March 28, 2012: UNICEF correspondent Jacqueline Namfua reports on a new, participatory approach to teaching primary school in Tanzania.  Watch in RealPlayer


In 2009, the Government of Tanzania, with technical and financial support from UNICEF, launched a strategy for improving teaching in primary schools. The strategy challenged the traditional ‘chalk and talk’ teaching methods and encouraged a more interactive and participatory learning approach. Since then, thousands of children in Tanzania have benefitted from this new style of teaching, which has increased confidence, self-esteem, curiosity and enjoyment in the classroom. The benefits have been evident across the board – students are more engaged and teachers’ morale has received a boost.

Improving education quality

In-Service Education and Training (INSET) for teachers is an important part of improving the quality of education in Tanzania. Through INSET programmes, teachers are kept abreast of ever-changing teaching and learning approaches, making them competent and effective practitioners.

Although resources like textbooks are limited, teachers and pupils are working together to create vibrant teaching materials that can help children learn effectively.

© UNICEF Tanzania/2012
A UNICEF-supported programme is improving teaching methods in Tanzanian primary schoosl. Hekima, 12, demonstrates a hand-made clock that is helping him to learn to tell time.
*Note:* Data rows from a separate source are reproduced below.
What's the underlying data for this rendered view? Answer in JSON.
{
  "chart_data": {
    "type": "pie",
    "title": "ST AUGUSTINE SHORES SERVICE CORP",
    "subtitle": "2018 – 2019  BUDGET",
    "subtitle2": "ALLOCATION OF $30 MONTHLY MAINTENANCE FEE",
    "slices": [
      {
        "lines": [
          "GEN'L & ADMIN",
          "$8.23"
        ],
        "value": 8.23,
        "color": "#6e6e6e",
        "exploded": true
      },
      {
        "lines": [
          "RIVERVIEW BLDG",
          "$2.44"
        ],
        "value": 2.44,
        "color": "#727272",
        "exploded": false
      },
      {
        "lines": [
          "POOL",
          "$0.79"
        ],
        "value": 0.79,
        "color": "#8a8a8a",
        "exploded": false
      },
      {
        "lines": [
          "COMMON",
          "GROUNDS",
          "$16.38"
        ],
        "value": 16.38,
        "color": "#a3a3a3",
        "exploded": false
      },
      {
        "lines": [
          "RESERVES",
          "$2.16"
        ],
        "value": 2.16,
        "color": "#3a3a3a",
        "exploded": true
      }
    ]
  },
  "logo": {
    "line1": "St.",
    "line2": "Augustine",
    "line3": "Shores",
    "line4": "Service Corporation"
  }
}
At the Makete Primary School in Njombe Region, a transformation has taken place. Students like Hekima are realizing that teachers are on their side and that what they learn in school bears relevance to the outside world.
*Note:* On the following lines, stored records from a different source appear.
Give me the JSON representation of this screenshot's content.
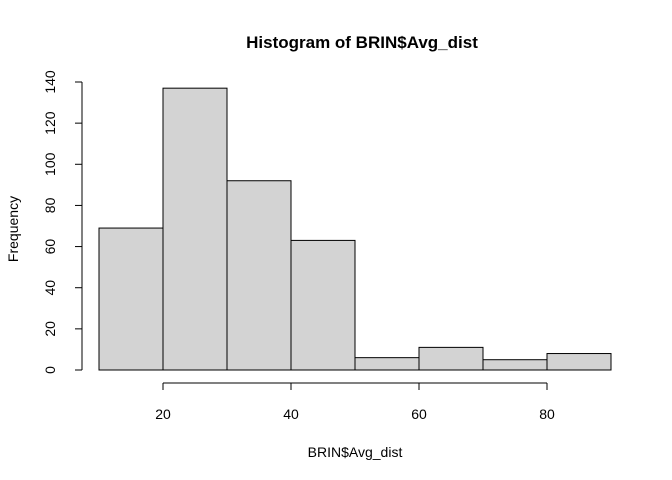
{
  "chart_data": {
    "type": "bar",
    "title": "Histogram of BRIN$Avg_dist",
    "xlabel": "BRIN$Avg_dist",
    "ylabel": "Frequency",
    "bins": [
      {
        "start": 10,
        "end": 20,
        "count": 69
      },
      {
        "start": 20,
        "end": 30,
        "count": 137
      },
      {
        "start": 30,
        "end": 40,
        "count": 92
      },
      {
        "start": 40,
        "end": 50,
        "count": 63
      },
      {
        "start": 50,
        "end": 60,
        "count": 6
      },
      {
        "start": 60,
        "end": 70,
        "count": 11
      },
      {
        "start": 70,
        "end": 80,
        "count": 5
      },
      {
        "start": 80,
        "end": 90,
        "count": 8
      }
    ],
    "xticks": [
      20,
      40,
      60,
      80
    ],
    "yticks": [
      0,
      20,
      40,
      60,
      80,
      100,
      120,
      140
    ],
    "xlim": [
      10,
      90
    ],
    "ylim": [
      0,
      140
    ],
    "grid": false,
    "colors": {
      "bar_fill": "#d3d3d3",
      "bar_stroke": "#000000"
    }
  }
}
“What I gain by making these aids are skills and knowledge. It teaches me something about everyday life, how things function,” he said. “Teachers are now keen on finding out if we understand compared to before. Now, when a teacher enters the class, you get what they want you to learn. They ask you if you have understood them.”

Hekima’s classmate, 12-year-old Leurola, agrees. “Before, when teachers taught, they just talked,” she said. “They didn’t use actual examples... These days if a teacher is teaching about a colour, for example yellow, you leave the classroom and look for yellow colours.”
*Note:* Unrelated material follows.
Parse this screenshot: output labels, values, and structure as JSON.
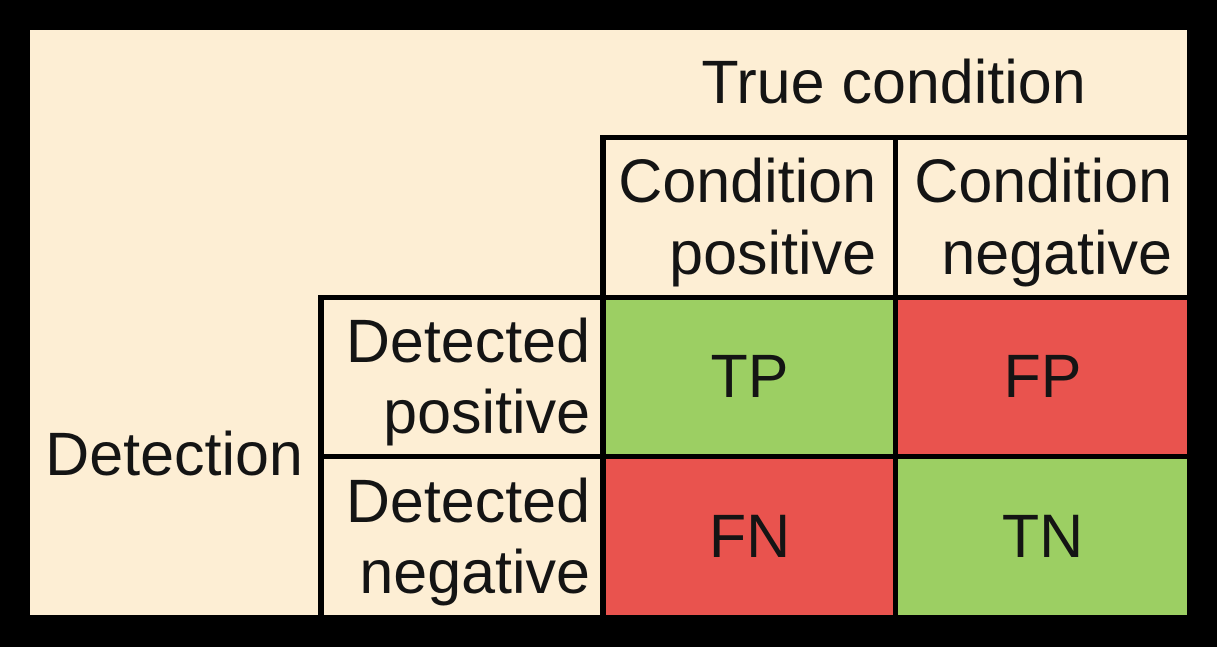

Makete Primary’s headmaster, Zacharia Treve, is happy with the learning environment that is being nurtured. “We have made big strides in our classroom techniques and have reached a very good stage. If you looked at the way things were back then in this profession, things are very different now. Back then, when we were teaching, we didn’t use any participatory methods and didn’t involve children when assessing a lesson. Nowadays children participate fully as we ask them directly: What did they like? What didn’t they like? Did they understand the lesson?”

© UNICEF Tanzania/2012
Zakaria Treve, headmaster of Makete Primary School in Tanzania, says the UNICEF-supported programme on improving teaching methods is having a positive effect on students and teachers.

Imaginative and cost-effective

Mr. Treve encourages the use of locally sourced teaching aids to stimulate children’s imaginations and cut costs.

“Previously, we relied on teaching aids you had to buy, but it reached a point where the government didn’t have the funds to provide them. Instead [now] we use local aids, which the children and the teachers make themselves. There are times when our surrounding environment can be used. For example, they can be learning about colours of an object.

Outside the classroom there are different kinds of flowers which we can use. Or the classroom itself can be used in math when learning about shapes, and objects, like desks, can be used to teach about lengths, widths and height.”

“I have been able to make a clock face, and I am now able to tell the time,” Hekima said. “Our teacher says it is important to always be on time for school.”

Following the success of INSET, the government has made a firm commitment to roll out the programme nationally. For the first time in Tanzania, all districts will support INSET-based primary school approaches.